Figure 6. ISL1 represses Nkx2.5 transcription by recruitment of HDACs.

(A) ChIP analysis of ISL1 binding to the Nkx2.5 promoter. ***P < 0.001, t test (amplicons a–c, n = 4; amplicon d and ISL1, n = 3). Both the HRE motif and the putative ISL1-binding site are located at –9040 to –8859 (amplicon b). (B) Quantification of NKX2.5^hi cells following in vitro differentiation of ISL1⁺ cells after treatment with HDAC inhibitors. *P < 0.05; ***P < 0.001, ANOVA with Dunnett’s post hoc correction (control, n = 6; Ex527, n = 5; Ms275 and MC1568, n = 3; TMP269, n = 5). (C) Co-IP analysis of the interaction of ISL1 with different HDACs in HEK293T cells after transfection.

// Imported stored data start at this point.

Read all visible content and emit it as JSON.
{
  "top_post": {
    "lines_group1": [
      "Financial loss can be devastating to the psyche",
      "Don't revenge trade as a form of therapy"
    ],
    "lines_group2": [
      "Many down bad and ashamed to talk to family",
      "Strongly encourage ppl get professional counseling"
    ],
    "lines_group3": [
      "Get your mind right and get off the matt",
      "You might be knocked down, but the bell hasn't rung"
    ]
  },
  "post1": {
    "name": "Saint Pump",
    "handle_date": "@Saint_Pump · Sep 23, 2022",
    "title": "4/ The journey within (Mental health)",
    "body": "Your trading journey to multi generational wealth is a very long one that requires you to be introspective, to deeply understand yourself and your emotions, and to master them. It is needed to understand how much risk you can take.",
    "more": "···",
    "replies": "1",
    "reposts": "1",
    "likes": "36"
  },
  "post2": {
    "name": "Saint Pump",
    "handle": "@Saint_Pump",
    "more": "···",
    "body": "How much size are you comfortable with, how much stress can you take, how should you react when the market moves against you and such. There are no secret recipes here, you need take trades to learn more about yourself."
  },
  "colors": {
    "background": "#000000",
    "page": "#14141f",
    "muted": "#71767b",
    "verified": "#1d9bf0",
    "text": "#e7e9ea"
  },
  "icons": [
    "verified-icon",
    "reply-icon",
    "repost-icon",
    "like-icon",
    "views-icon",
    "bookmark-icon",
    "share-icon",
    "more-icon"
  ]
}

Two independent experiments were performed, generating similar results. (D) Sequential Co-IP analysis of the interaction of ISL1 with HDAC1 and HDAC5 in HEK293T cells. (E) ChIP analysis of HDAC1 and HDAC5 binding to the ISL1 site in Nkx2.5 promoter. **P < 0.01, ANOVA with Dunnett’s post hoc correction (amplicons a, c, d, ISL1, n = 3; amplicon b, n = 6). (F) ChIP analysis showing HDAC1 and HDAC5 binding to the Nkx2.5 promoter (positions –9040 to –8859) after lentiviral-mediated expression of ISL1 shRNA. **P < 0.01, t test (n = 3). (G) ChIP analysis showing ISL1 and HIF1α binding to the Nkx2.5 promoter (positions –9040 to –8859) after inhibition of SIRT1 enzymatic activity by Ex527 (1 μM). Note that enzymatic inhibition of SIRT1 enhances binding of ISL1, but reduces binding of HIF1α. *P < 0.05; ****P < 0.0001, t test (n = 3).